Institutional and community use

A core issue in the challenges arose from the lands having being zoned Z15 “to protect and provide for institutional and community use” in the Dublin City Development Plan 2016-2020.

Crekav had terminated the use by local sports clubs of five pitches in late 2017 and ceased cutting the grass on those pitches in August 2018. Dublin City Council refused to permit a sixth pitch, retained by St Paul’s school, be converted to an AstroTurf pitch.

Mr Justice Humphreys said the request in the Z15 zoning is mandatory, the developer is “required to demonstrate” the criteria are met and that “certainly has not been done”.

The board’s inspector, and the board, erred in how they approached this matter and the inspector’s analysis was fundamentally flawed, he held.

The inspector took into account an irrelevant consideration, that the lands had been sold by the Vincentian Fathers religious order to Crekav, in deciding the lands “are no longer available for community use”.

A change in ownership does not in itself alter the interest to be protected by the zoning, the judge said. The change of ownership had already occurred when the development plan was adopted and the planning map identified the site as including a sports ground, notwithstanding the ownership change had already occurred.

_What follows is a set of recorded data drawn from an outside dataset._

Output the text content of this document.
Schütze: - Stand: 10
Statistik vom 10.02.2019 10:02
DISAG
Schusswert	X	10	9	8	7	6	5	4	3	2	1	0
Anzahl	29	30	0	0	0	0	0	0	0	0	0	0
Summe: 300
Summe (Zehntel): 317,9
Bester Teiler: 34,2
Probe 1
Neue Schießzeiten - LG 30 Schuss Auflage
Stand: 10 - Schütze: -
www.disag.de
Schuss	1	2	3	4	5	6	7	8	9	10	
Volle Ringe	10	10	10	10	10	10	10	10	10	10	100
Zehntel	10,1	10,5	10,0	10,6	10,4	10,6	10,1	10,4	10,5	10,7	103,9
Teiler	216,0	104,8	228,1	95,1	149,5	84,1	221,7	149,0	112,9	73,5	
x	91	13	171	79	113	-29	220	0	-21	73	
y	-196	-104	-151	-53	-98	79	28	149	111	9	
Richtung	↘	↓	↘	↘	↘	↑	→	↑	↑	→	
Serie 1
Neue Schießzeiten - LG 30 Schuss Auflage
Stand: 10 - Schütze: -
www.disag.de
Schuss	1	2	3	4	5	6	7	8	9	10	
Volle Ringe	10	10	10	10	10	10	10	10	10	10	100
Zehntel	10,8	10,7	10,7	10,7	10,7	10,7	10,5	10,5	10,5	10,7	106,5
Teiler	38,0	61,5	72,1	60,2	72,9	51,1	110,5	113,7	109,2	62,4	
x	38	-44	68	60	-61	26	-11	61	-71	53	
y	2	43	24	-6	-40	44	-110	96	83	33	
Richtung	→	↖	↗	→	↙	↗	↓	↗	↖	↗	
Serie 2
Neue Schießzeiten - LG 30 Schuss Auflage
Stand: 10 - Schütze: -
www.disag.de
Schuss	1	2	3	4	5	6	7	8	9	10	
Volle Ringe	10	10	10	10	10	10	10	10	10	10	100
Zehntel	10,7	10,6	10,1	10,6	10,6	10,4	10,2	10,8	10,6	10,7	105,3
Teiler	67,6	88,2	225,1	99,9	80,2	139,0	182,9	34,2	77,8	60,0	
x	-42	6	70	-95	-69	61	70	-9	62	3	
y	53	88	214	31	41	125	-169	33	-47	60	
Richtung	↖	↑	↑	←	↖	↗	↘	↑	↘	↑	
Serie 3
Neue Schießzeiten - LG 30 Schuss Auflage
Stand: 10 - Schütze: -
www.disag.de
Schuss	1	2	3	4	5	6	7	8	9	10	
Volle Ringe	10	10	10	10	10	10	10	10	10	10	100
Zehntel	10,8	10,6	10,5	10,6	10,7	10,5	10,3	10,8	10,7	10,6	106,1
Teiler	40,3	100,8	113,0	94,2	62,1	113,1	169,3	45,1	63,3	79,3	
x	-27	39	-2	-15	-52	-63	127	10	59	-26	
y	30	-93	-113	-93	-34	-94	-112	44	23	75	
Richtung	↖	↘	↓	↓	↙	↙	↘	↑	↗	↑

The inspector also erred in her lack of regard to possible forward looking community use of the green space and by assuming the word “use” in the development plan means the de facto existing use on the ground, he held.

Existing use should be interpreted as a previously established use until a planning permission for a new use is granted, he said.

Birds’ flight lines

He also found the board was required to consider evidence concerning the impact of the height of the development on birds’ flight lines before deciding whether to allow a material contravention of building height guidelines.

On that basis, he found the board’s conclusion allowing material contravention regarding building heights was invalid.

He further held there was no material on foot of which the board could have held the proposed development to be of strategic or national importance. It was simply “one of many high density housing developments”.

The board further erred in relying on a provision which requires local authorities to vary their development plans to give effect to ministerial policy, he found.

On foot of his findings, he said the appropriate order was to quash the permission. As he had decided the cases on domestic law, the EU law issues do not arise, he added. Final orders will be made later.